Are we about to witness a revival of the J-horror film genre?
Local horror films experienced a boom in the late 1990s and early 2000s. Starting with the 1998 release of Ringu, a raft of small but effective Japanese horror films drew audiences domestically and also attracted global interest. Ringu was remade and became a mini series in America in its own right, as did Ju-on (becoming The Grudge), Dark Water, Kairo (as Pulse), and One Missed Call.
This ran parallel with the breakout of survival horror video games like Silent Hill, Resident Evil, and more (which also generated their own film adaptations).
Since then, however, J-horror has lapsed into a cycle of lazy sequels in tired series (the Japanese Ringu franchise alone now has five films), and has become known as a genre that casts female idols whom certain fans want to see in peril or screaming. (We will leave the wider, more troubling implications that can be drawn from this “appeal” for another day.) The past three years in particular saw several horror movies released starring current or former AKB48 idols (to mixed box office results), while more low-budget offerings are perennially populated by glamor models.

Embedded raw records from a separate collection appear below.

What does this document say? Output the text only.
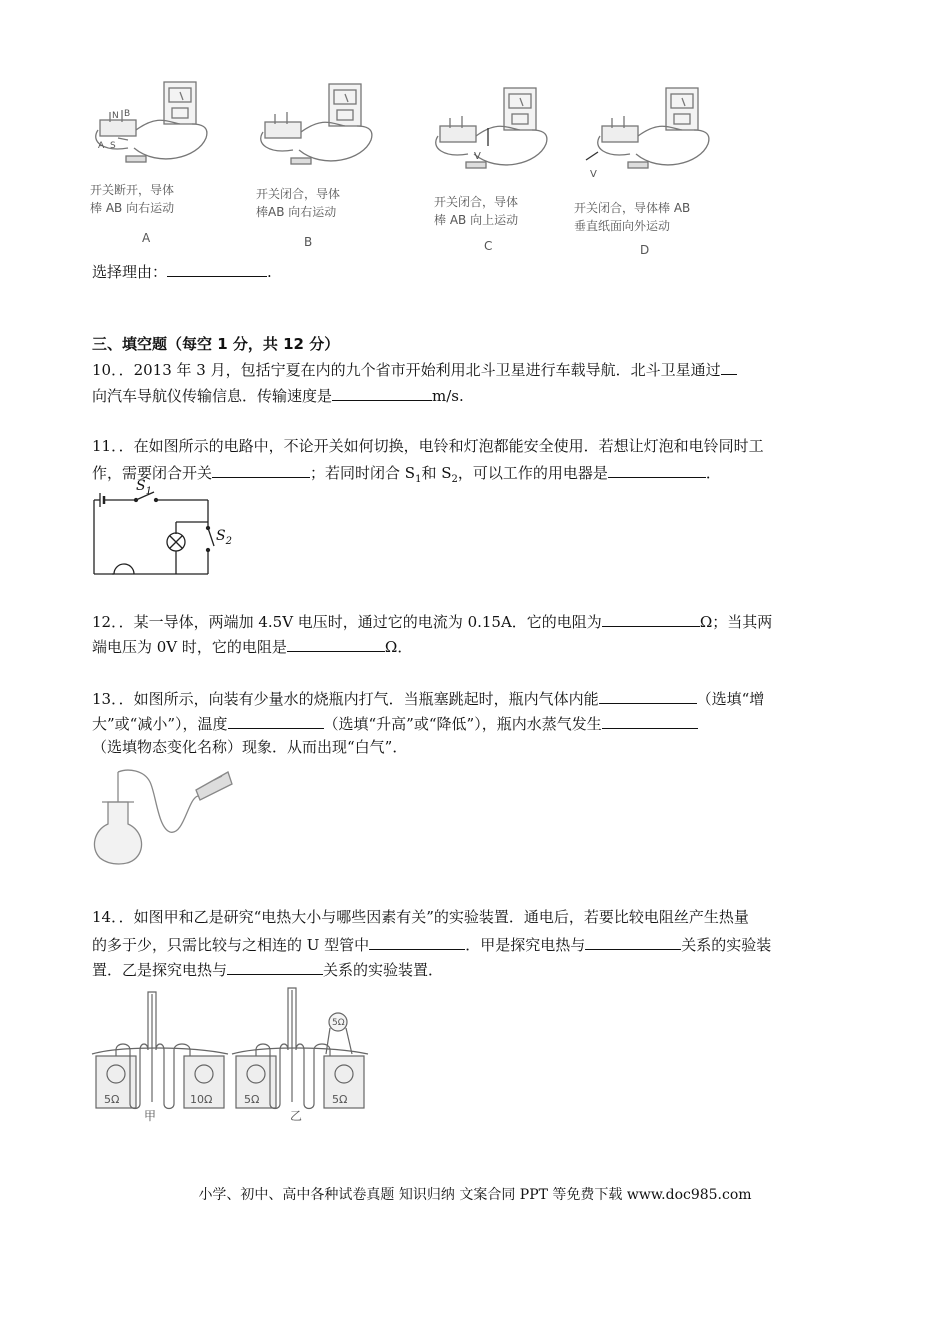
N B
A S
V
V
开关断开，导体
棒 AB 向右运动
A
开关闭合，导体
棒AB 向右运动
B
开关闭合，导体
棒 AB 向上运动
C
开关闭合，导体棒 AB
垂直纸面向外运动
D
选择理由：	.
三、填空题（每空 1 分，共 12 分）
10．．2013 年 3 月，包括宁夏在内的九个省市开始利用北斗卫星进行车载导航．北斗卫星通过
向汽车导航仪传输信息．传输速度是	m/s.
11．．在如图所示的电路中，不论开关如何切换，电铃和灯泡都能安全使用．若想让灯泡和电铃同时工
作，需要闭合开关	；若同时闭合 $S_1$和 $S_2$，可以工作的用电器是	．
$S_1$
$S_2$
12．．某一导体，两端加 4.5V 电压时，通过它的电流为 0.15A．它的电阻为	Ω；当其两
端电压为 0V 时，它的电阻是	Ω．
13．．如图所示，向装有少量水的烧瓶内打气．当瓶塞跳起时，瓶内气体内能	（选填“增
大”或“减小”），温度	（选填“升高”或“降低”），瓶内水蒸气发生
（选填物态变化名称）现象．从而出现“白气”．
14．．如图甲和乙是研究“电热大小与哪些因素有关”的实验装置．通电后，若要比较电阻丝产生热量
的多于少，只需比较与之相连的 U 型管中	．甲是探究电热与	关系的实验装
置．乙是探究电热与	关系的实验装置．
5Ω	10Ω	5Ω	5Ω
5Ω
甲	乙
小学、初中、高中各种试卷真题 知识归纳 文案合同 PPT 等免费下载 www.doc985.com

Last September, the production company Oz, which was being Juon and Ringu, went into bankruptcy proceedings. It looked like the end of the commercial prospects of local horror cinema.
However, with the release of The Inerasable on January 30th, critics are talking about a “return to form” for the genre.

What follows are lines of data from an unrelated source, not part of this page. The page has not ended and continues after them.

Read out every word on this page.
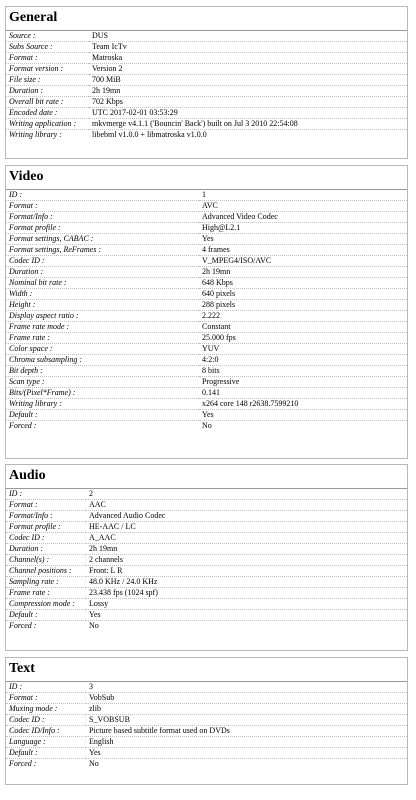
General
Source :	DUS
Subs Source :	Team IcTv
Format :	Matroska
Format version :	Version 2
File size :	700 MiB
Duration :	2h 19mn
Overall bit rate :	702 Kbps
Encoded date :	UTC 2017-02-01 03:53:29
Writing application :	mkvmerge v4.1.1 ('Bouncin' Back') built on Jul 3 2010 22:54:08
Writing library :	libebml v1.0.0 + libmatroska v1.0.0
Video
ID :	1
Format :	AVC
Format/Info :	Advanced Video Codec
Format profile :	High@L2.1
Format settings, CABAC :	Yes
Format settings, ReFrames :	4 frames
Codec ID :	V_MPEG4/ISO/AVC
Duration :	2h 19mn
Nominal bit rate :	648 Kbps
Width :	640 pixels
Height :	288 pixels
Display aspect ratio :	2.222
Frame rate mode :	Constant
Frame rate :	25.000 fps
Color space :	YUV
Chroma subsampling :	4:2:0
Bit depth :	8 bits
Scan type :	Progressive
Bits/(Pixel*Frame) :	0.141
Writing library :	x264 core 148 r2638.7599210
Default :	Yes
Forced :	No
Audio
ID :	2
Format :	AAC
Format/Info :	Advanced Audio Codec
Format profile :	HE-AAC / LC
Codec ID :	A_AAC
Duration :	2h 19mn
Channel(s) :	2 channels
Channel positions :	Front: L R
Sampling rate :	48.0 KHz / 24.0 KHz
Frame rate :	23.438 fps (1024 spf)
Compression mode :	Lossy
Default :	Yes
Forced :	No
Text
ID :	3
Format :	VobSub
Muxing mode :	zlib
Codec ID :	S_VOBSUB
Codec ID/Info :	Picture based subtitle format used on DVDs
Language :	English
Default :	Yes
Forced :	No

Yoshihiro Nakamura’s film has met with acclaim. Mark Schilling for The Japan Times called it “engrossing and skin-crawling”. The real test will be the box office coffers, though.
June will also see the release of Creepy, directed by J-horror veteran Kiyoshi Kurosawa with an all-star cast. (Coincidentally, both films feature Yuko Takeuchi.)
Moreover, Sadako vs. Kayako — a crossover spin-off from the Ringu and Ju-on franchises that started as an April Fools’ Day joke! — also arrives in June.
So does this point to a revival in serious, successful Japanese horror cinema?
Both are based on horror novels, indicating a return to better source materials rather than rely on the same tried-and-test formats from past series, plus are feature Japanese domestic settings that cleverly play on our sense of unease in familiar environments.
While the jury’s still out, with a new home-grown entry in the Godzilla franchise also on the theater schedules this summer, 2016 could well be the year that sees the rebirth of two genres (monster movies and horror) that had at one time been identified very strongly with Japanese cinema.